- Q1.1 What does " ... a proper Bellman equation ... " mean?
What I meant: Write out a dynamic programming formulation which captures the way the game is played
and which only contains V(b) (and no value function which depends on the entire state).
- How many blocks were placed with some of the instructor's implementations for the first 2 questions?
These are means and standard errors of number of blocks placed over 20 runs. Discount factor 0.9. Reward for learning = distance from highest filled square to top of the board.

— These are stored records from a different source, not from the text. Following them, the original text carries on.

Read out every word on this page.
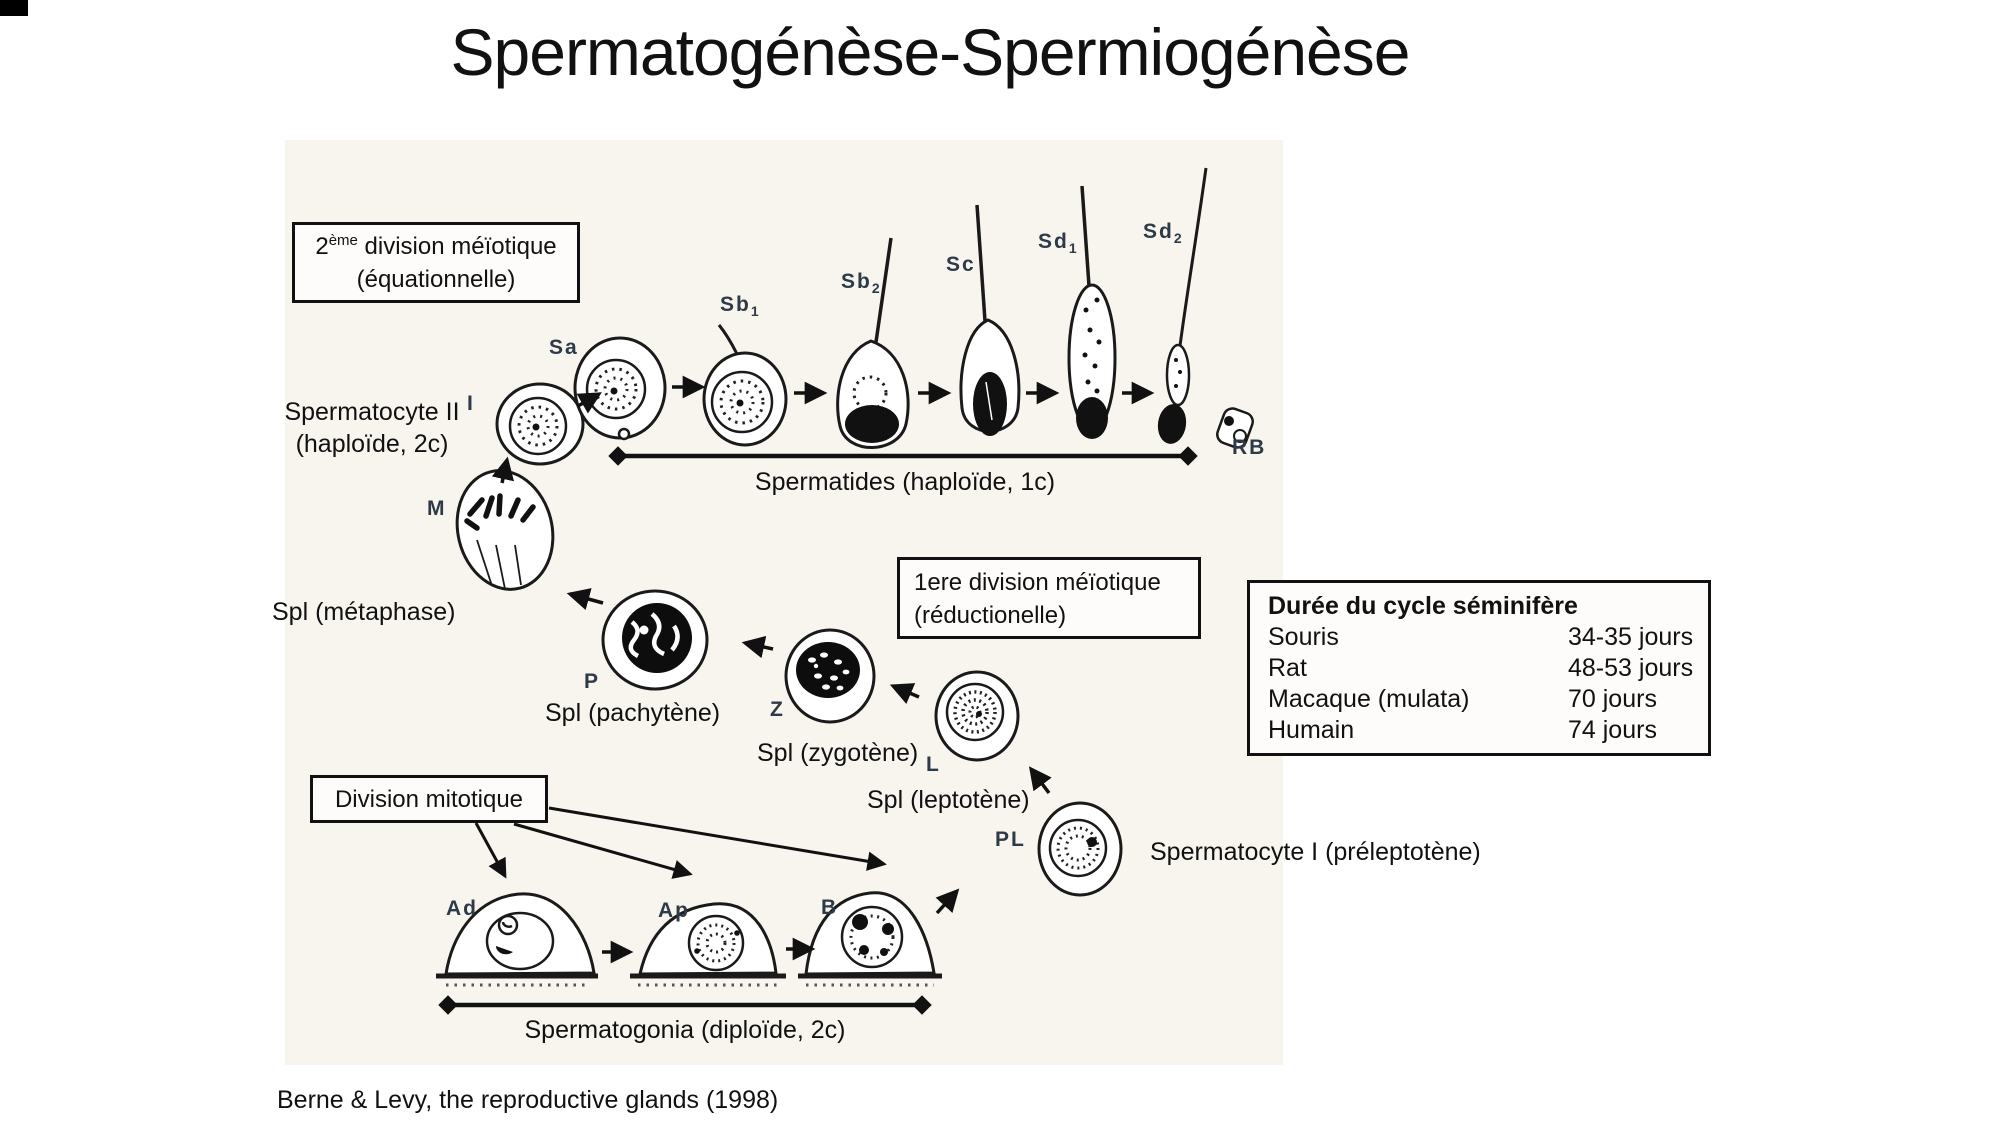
Spermatogénèse-Spermiogénèse
2ème division méïotique
(équationnelle)
1ere division méïotique
(réductionelle)
Division mitotique
Durée du cycle séminifère
Souris	34-35 jours
Rat	48-53 jours
Macaque (mulata)	70 jours
Humain	74 jours
Spermatocyte II
(haploïde, 2c)
Spermatides (haploïde, 1c)
Spl (métaphase)
Spl (pachytène)
Spl (zygotène)
Spl (leptotène)
Spermatocyte I (préleptotène)
Spermatogonia (diploïde, 2c)
I
Sa
$Sb_1$
$Sb_2$
Sc
$Sd_1$
$Sd_2$
RB
M
P
Z
L
PL
Ad	Ap	B
Berne & Levy, the reproductive glands (1998)
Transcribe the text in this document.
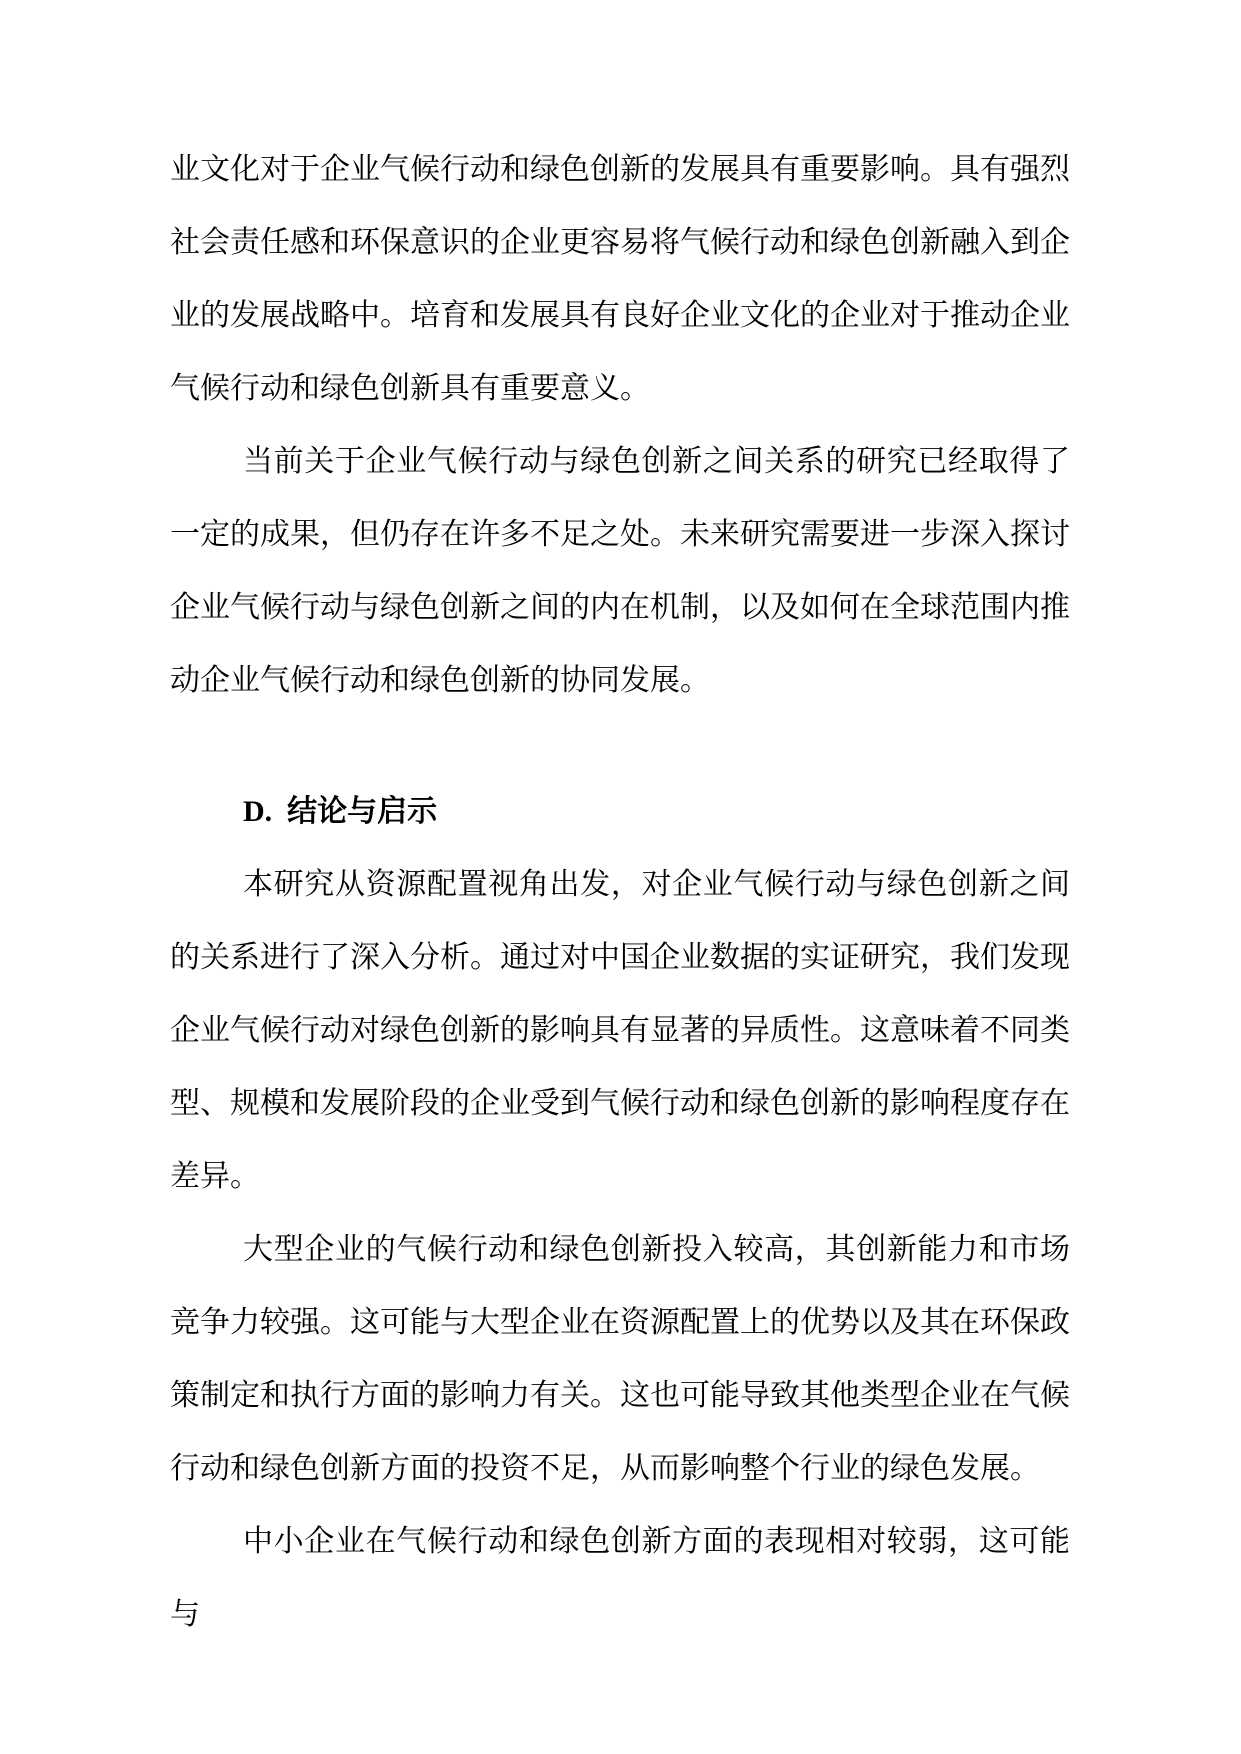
业文化对于企业气候行动和绿色创新的发展具有重要影响。具有强烈社会责任感和环保意识的企业更容易将气候行动和绿色创新融入到企业的发展战略中。培育和发展具有良好企业文化的企业对于推动企业气候行动和绿色创新具有重要意义。

当前关于企业气候行动与绿色创新之间关系的研究已经取得了一定的成果，但仍存在许多不足之处。未来研究需要进一步深入探讨企业气候行动与绿色创新之间的内在机制，以及如何在全球范围内推动企业气候行动和绿色创新的协同发展。

D. 结论与启示

本研究从资源配置视角出发，对企业气候行动与绿色创新之间的关系进行了深入分析。通过对中国企业数据的实证研究，我们发现企业气候行动对绿色创新的影响具有显著的异质性。这意味着不同类型、规模和发展阶段的企业受到气候行动和绿色创新的影响程度存在差异。

大型企业的气候行动和绿色创新投入较高，其创新能力和市场竞争力较强。这可能与大型企业在资源配置上的优势以及其在环保政策制定和执行方面的影响力有关。这也可能导致其他类型企业在气候行动和绿色创新方面的投资不足，从而影响整个行业的绿色发展。

中小企业在气候行动和绿色创新方面的表现相对较弱，这可能与
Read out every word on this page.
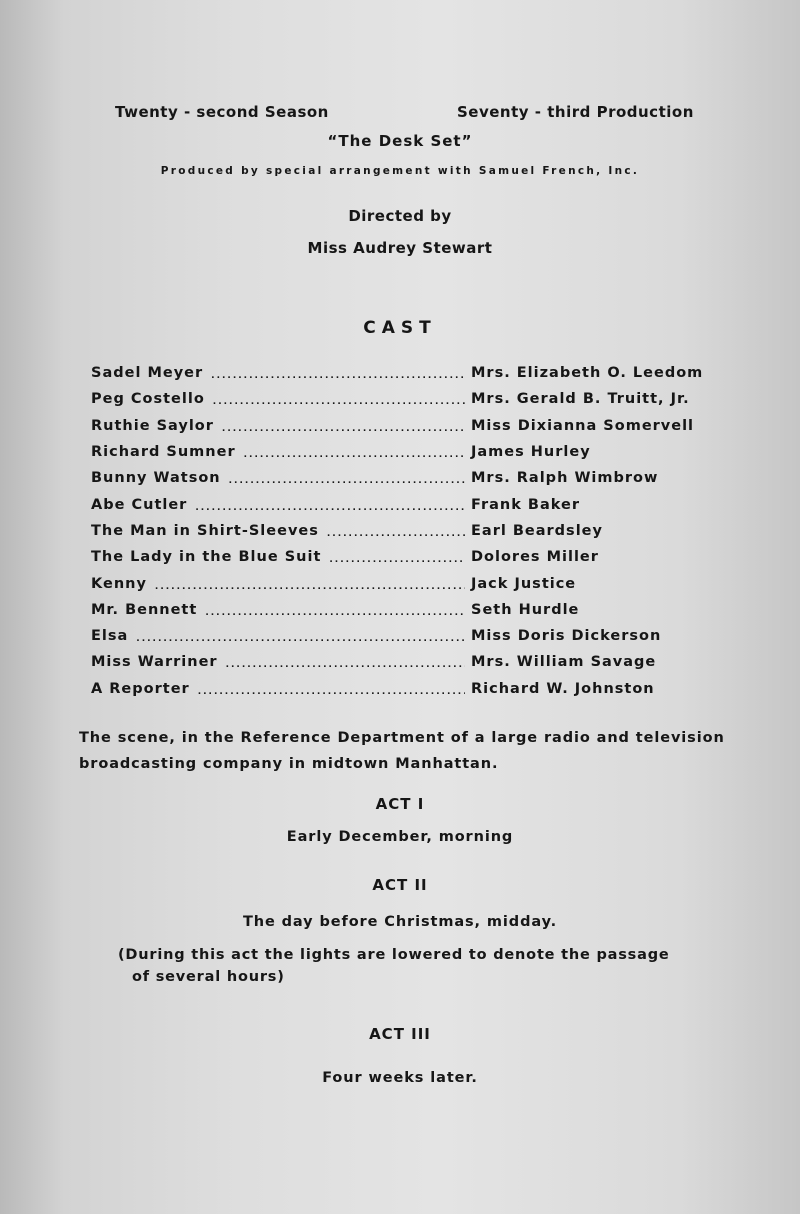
Twenty - second Season	Seventy - third Production
“The Desk Set”
Produced by special arrangement with Samuel French, Inc.
Directed by
Miss Audrey Stewart
CAST
Sadel Meyer .....	Mrs. Elizabeth O. Leedom
Peg Costello .....	Mrs. Gerald B. Truitt, Jr.
Ruthie Saylor .....	Miss Dixianna Somervell
Richard Sumner .....	James Hurley
Bunny Watson .....	Mrs. Ralph Wimbrow
Abe Cutler .....	Frank Baker
The Man in Shirt-Sleeves .....	Earl Beardsley
The Lady in the Blue Suit .....	Dolores Miller
Kenny .....	Jack Justice
Mr. Bennett .....	Seth Hurdle
Elsa .....	Miss Doris Dickerson
Miss Warriner .....	Mrs. William Savage
A Reporter .....	Richard W. Johnston
The scene, in the Reference Department of a large radio and television
broadcasting company in midtown Manhattan.
ACT I
Early December, morning
ACT II
The day before Christmas, midday.
(During this act the lights are lowered to denote the passage
of several hours)
ACT III
Four weeks later.
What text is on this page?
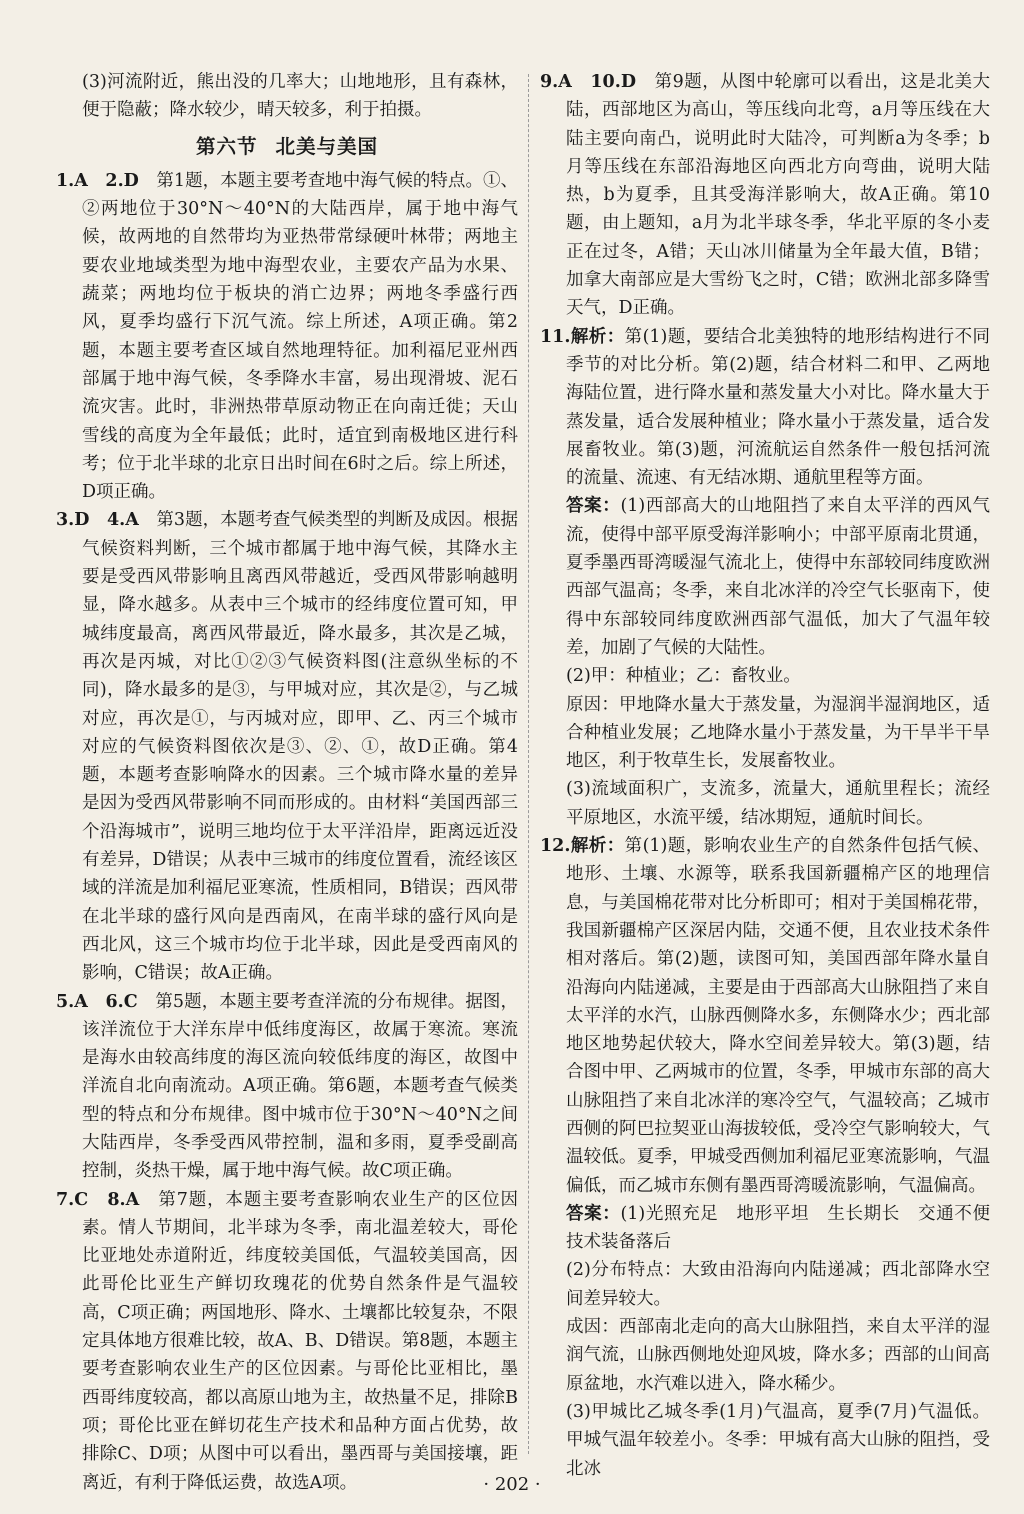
(3)河流附近，熊出没的几率大；山地地形，且有森林，便于隐蔽；降水较少，晴天较多，利于拍摄。

第六节 北美与美国

1.A　2.D　 第1题，本题主要考查地中海气候的特点。①、②两地位于30°N～40°N的大陆西岸，属于地中海气候，故两地的自然带均为亚热带常绿硬叶林带；两地主要农业地域类型为地中海型农业，主要农产品为水果、蔬菜；两地均位于板块的消亡边界；两地冬季盛行西风，夏季均盛行下沉气流。综上所述，A项正确。第2题，本题主要考查区域自然地理特征。加利福尼亚州西部属于地中海气候，冬季降水丰富，易出现滑坡、泥石流灾害。此时，非洲热带草原动物正在向南迁徙；天山雪线的高度为全年最低；此时，适宜到南极地区进行科考；位于北半球的北京日出时间在6时之后。综上所述，D项正确。

3.D　4.A　 第3题，本题考查气候类型的判断及成因。根据气候资料判断，三个城市都属于地中海气候，其降水主要是受西风带影响且离西风带越近，受西风带影响越明显，降水越多。从表中三个城市的经纬度位置可知，甲城纬度最高，离西风带最近，降水最多，其次是乙城，再次是丙城，对比①②③气候资料图(注意纵坐标的不同)，降水最多的是③，与甲城对应，其次是②，与乙城对应，再次是①，与丙城对应，即甲、乙、丙三个城市对应的气候资料图依次是③、②、①，故D正确。第4题，本题考查影响降水的因素。三个城市降水量的差异是因为受西风带影响不同而形成的。由材料“美国西部三个沿海城市”，说明三地均位于太平洋沿岸，距离远近没有差异，D错误；从表中三城市的纬度位置看，流经该区域的洋流是加利福尼亚寒流，性质相同，B错误；西风带在北半球的盛行风向是西南风，在南半球的盛行风向是西北风，这三个城市均位于北半球，因此是受西南风的影响，C错误；故A正确。

5.A　6.C　 第5题，本题主要考查洋流的分布规律。据图，该洋流位于大洋东岸中低纬度海区，故属于寒流。寒流是海水由较高纬度的海区流向较低纬度的海区，故图中洋流自北向南流动。A项正确。第6题，本题考查气候类型的特点和分布规律。图中城市位于30°N～40°N之间大陆西岸，冬季受西风带控制，温和多雨，夏季受副高控制，炎热干燥，属于地中海气候。故C项正确。

7.C　8.A　 第7题，本题主要考查影响农业生产的区位因素。情人节期间，北半球为冬季，南北温差较大，哥伦比亚地处赤道附近，纬度较美国低，气温较美国高，因此哥伦比亚生产鲜切玫瑰花的优势自然条件是气温较高，C项正确；两国地形、降水、土壤都比较复杂，不限定具体地方很难比较，故A、B、D错误。第8题，本题主要考查影响农业生产的区位因素。与哥伦比亚相比，墨西哥纬度较高，都以高原山地为主，故热量不足，排除B项；哥伦比亚在鲜切花生产技术和品种方面占优势，故排除C、D项；从图中可以看出，墨西哥与美国接壤，距离近，有利于降低运费，故选A项。

9.A　10.D　 第9题，从图中轮廓可以看出，这是北美大陆，西部地区为高山，等压线向北弯，a月等压线在大陆主要向南凸，说明此时大陆冷，可判断a为冬季；b月等压线在东部沿海地区向西北方向弯曲，说明大陆热，b为夏季，且其受海洋影响大，故A正确。第10题，由上题知，a月为北半球冬季，华北平原的冬小麦正在过冬，A错；天山冰川储量为全年最大值，B错；加拿大南部应是大雪纷飞之时，C错；欧洲北部多降雪天气，D正确。

11.解析：第(1)题，要结合北美独特的地形结构进行不同季节的对比分析。第(2)题，结合材料二和甲、乙两地海陆位置，进行降水量和蒸发量大小对比。降水量大于蒸发量，适合发展种植业；降水量小于蒸发量，适合发展畜牧业。第(3)题，河流航运自然条件一般包括河流的流量、流速、有无结冰期、通航里程等方面。

答案：(1)西部高大的山地阻挡了来自太平洋的西风气流，使得中部平原受海洋影响小；中部平原南北贯通，夏季墨西哥湾暖湿气流北上，使得中东部较同纬度欧洲西部气温高；冬季，来自北冰洋的冷空气长驱南下，使得中东部较同纬度欧洲西部气温低，加大了气温年较差，加剧了气候的大陆性。

(2)甲：种植业；乙：畜牧业。

原因：甲地降水量大于蒸发量，为湿润半湿润地区，适合种植业发展；乙地降水量小于蒸发量，为干旱半干旱地区，利于牧草生长，发展畜牧业。

(3)流域面积广，支流多，流量大，通航里程长；流经平原地区，水流平缓，结冰期短，通航时间长。

12.解析：第(1)题，影响农业生产的自然条件包括气候、地形、土壤、水源等，联系我国新疆棉产区的地理信息，与美国棉花带对比分析即可；相对于美国棉花带，我国新疆棉产区深居内陆，交通不便，且农业技术条件相对落后。第(2)题，读图可知，美国西部年降水量自沿海向内陆递减，主要是由于西部高大山脉阻挡了来自太平洋的水汽，山脉西侧降水多，东侧降水少；西北部地区地势起伏较大，降水空间差异较大。第(3)题，结合图中甲、乙两城市的位置，冬季，甲城市东部的高大山脉阻挡了来自北冰洋的寒冷空气，气温较高；乙城市西侧的阿巴拉契亚山海拔较低，受冷空气影响较大，气温较低。夏季，甲城受西侧加利福尼亚寒流影响，气温偏低，而乙城市东侧有墨西哥湾暖流影响，气温偏高。

答案：(1)光照充足　地形平坦　生长期长　交通不便　技术装备落后

(2)分布特点：大致由沿海向内陆递减；西北部降水空间差异较大。

成因：西部南北走向的高大山脉阻挡，来自太平洋的湿润气流，山脉西侧地处迎风坡，降水多；西部的山间高原盆地，水汽难以进入，降水稀少。

(3)甲城比乙城冬季(1月)气温高，夏季(7月)气温低。甲城气温年较差小。冬季：甲城有高大山脉的阻挡，受北冰

· 202 ·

ALP (using every 10'th board): 251 +/- 34.25
ALP (using every 5'th board): 440 +/- 64
VI (using every 10'th board): 30.20 +/- 0.51
VI (using every 5'th board): 54.85 +/- 4.60
Imitation learning (various amounts of regularization, every 10'th board): 357 +/- 57, 267 +/- 29, 292 +/- 50
- Q1 and Q2: Do I use the same tetris_game_log.mat for question 1 and 2?
I suggest you completely ignore the tetris_game_log.mat you were given.
For question 1 I suggest that you code up a simple heuristic policy to collect samples from the state space.
And then use these samples as your state samples for ALP. For question 2 I suggest you play the game yourself, and have
it learn to play from your own demonstrations.